OREANDA-NEWS. February 09, 2011. It is read in the press release of the UK Embassy in Moldova. According to it, the British Government’s Department for International Development (DFID) remit is to work with the world’s poorest countries. Moldova does not fit this category any more, having reached Middle-Income Country status in January 2009 with most of the Millennium Development Goals either met or on track.

On the basis of these indicators DFID made the decision to close its bilateral programme in Moldova in March 2011. DFID started work in the Republic of Moldova in 1994. According to the press release, although DFID activities are ending, this is by no means the end of the UK's involvement or support. In the coming years, the UK will continue to support Moldova’s development and progress with EU integration through the British Embassy in Chisinau and funding will continue to come through the EU and other multilateral agencies – some 15% of the money the EU spends in Moldova is from the UK.

Over seventeen years DFID has supported the implementation of Moldova’s strategic priorities, as set in country’s national development documents, in such areas as the public administration reform; public finance management; social protection; regional and business development; social statistics; peace building and conflict resolution.At the time of graduation DFID leaves behind some tangible results which will benefit the citizens of the country: an improved mechanism of national strategic planning and implementation, which will ensure that public financial resources are allocated to key development priorities; an institutional framework for balanced bottom-up regional development.

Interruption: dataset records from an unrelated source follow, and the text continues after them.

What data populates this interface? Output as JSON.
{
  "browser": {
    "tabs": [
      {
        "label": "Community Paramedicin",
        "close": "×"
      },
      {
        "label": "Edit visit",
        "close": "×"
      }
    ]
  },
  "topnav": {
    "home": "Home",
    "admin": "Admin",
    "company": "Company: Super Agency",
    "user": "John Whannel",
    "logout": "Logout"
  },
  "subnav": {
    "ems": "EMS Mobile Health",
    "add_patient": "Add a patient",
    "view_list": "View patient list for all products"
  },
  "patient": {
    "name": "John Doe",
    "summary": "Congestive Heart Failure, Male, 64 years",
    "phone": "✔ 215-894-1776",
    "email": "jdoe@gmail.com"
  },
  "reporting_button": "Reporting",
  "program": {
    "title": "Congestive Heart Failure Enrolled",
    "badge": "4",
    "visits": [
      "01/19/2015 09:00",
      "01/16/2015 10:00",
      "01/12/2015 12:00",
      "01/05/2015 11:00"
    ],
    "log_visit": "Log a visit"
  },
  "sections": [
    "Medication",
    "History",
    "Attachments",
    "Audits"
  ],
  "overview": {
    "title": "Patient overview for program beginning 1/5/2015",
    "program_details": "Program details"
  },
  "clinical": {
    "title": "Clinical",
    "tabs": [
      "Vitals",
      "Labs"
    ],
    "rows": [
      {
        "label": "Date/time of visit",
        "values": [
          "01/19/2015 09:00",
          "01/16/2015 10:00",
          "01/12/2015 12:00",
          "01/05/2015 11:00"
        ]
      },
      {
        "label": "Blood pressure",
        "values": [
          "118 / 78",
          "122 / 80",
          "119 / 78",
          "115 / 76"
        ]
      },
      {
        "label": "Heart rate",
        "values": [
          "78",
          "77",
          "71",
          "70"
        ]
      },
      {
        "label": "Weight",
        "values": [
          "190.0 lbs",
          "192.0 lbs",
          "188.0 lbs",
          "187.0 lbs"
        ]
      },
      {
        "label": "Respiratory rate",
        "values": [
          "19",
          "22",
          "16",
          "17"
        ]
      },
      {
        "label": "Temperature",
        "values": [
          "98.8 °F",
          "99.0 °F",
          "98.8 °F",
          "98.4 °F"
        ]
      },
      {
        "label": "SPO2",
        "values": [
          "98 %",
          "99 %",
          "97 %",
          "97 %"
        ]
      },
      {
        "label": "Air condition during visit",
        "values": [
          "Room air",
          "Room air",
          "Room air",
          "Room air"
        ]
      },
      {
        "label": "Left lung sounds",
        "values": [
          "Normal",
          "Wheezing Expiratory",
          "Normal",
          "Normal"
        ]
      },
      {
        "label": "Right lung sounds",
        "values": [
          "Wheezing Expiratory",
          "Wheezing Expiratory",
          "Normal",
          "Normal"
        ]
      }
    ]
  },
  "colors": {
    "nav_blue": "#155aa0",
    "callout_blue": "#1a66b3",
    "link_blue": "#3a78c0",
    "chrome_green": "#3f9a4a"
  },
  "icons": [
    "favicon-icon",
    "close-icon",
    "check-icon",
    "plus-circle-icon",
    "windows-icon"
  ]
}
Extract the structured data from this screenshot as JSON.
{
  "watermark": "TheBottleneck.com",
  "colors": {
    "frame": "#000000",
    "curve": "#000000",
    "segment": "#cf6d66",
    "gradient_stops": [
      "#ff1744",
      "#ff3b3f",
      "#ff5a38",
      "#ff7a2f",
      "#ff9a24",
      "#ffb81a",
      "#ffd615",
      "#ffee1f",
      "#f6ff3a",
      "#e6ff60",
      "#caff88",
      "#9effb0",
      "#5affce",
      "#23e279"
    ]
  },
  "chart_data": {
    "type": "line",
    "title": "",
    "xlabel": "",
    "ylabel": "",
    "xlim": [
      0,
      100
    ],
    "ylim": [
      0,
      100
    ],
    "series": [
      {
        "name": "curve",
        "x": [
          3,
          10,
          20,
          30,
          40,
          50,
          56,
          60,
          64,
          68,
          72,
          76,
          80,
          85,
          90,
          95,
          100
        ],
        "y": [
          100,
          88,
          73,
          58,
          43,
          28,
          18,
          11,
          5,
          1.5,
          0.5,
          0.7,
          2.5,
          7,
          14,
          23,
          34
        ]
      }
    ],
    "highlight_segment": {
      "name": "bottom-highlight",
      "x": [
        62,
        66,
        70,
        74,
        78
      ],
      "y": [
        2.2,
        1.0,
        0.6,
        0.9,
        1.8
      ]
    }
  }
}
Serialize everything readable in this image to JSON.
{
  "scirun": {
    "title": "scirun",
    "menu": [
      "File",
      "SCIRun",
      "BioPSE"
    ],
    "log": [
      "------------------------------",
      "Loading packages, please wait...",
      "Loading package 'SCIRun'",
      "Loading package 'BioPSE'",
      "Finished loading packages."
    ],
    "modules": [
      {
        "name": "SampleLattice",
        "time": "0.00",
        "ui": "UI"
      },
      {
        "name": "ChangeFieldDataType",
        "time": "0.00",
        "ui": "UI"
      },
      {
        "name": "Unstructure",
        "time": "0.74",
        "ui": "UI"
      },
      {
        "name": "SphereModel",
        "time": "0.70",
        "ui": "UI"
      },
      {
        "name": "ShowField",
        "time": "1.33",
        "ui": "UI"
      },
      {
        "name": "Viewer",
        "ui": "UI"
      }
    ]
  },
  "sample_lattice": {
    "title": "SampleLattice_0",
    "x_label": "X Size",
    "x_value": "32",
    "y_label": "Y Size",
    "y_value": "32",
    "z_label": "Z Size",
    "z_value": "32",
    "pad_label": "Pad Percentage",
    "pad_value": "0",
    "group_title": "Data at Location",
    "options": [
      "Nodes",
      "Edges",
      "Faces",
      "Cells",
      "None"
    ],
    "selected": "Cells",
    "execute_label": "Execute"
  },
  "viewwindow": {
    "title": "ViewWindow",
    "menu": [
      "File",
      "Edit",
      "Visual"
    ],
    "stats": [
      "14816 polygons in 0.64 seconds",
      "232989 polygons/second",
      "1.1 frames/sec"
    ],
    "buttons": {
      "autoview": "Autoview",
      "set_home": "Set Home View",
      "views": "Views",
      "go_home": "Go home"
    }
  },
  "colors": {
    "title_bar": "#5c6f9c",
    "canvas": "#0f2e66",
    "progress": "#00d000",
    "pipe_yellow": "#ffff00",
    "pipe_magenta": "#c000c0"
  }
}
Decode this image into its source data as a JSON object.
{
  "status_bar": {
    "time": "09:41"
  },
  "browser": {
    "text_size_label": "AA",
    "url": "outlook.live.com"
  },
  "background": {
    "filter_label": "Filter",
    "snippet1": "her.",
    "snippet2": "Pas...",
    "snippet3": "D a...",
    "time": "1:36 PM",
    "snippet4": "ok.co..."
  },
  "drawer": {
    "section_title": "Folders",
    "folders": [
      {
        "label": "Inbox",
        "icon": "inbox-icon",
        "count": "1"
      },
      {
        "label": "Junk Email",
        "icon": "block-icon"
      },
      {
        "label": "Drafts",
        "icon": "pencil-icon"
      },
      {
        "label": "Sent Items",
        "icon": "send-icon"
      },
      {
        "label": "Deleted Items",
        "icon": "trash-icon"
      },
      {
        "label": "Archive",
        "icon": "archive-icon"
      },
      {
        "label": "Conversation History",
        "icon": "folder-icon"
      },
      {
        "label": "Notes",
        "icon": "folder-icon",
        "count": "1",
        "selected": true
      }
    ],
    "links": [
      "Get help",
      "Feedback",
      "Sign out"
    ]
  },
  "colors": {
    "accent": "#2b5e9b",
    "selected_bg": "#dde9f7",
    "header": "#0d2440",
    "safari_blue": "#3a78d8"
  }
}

This includes additional resources to the national Fund for Regional Development to implement 14 projects addressing business development, infrastructure, water and sanitation that will benefit around 100,000 people; a new system of the social assistance cash benefits targeted to the poorest population, which currently supports over 50,000 families and additional funding for cold weather compensations due to increased energy costs for more than 250,000 people; a better environment for the rural business development, which resulted in creation between 2002 and 2006 of 1,300 businesses and over 6,000 jobs in rural areas; 72 objects of rehabilitated social infrastructure and 25 community centres and social services in villages.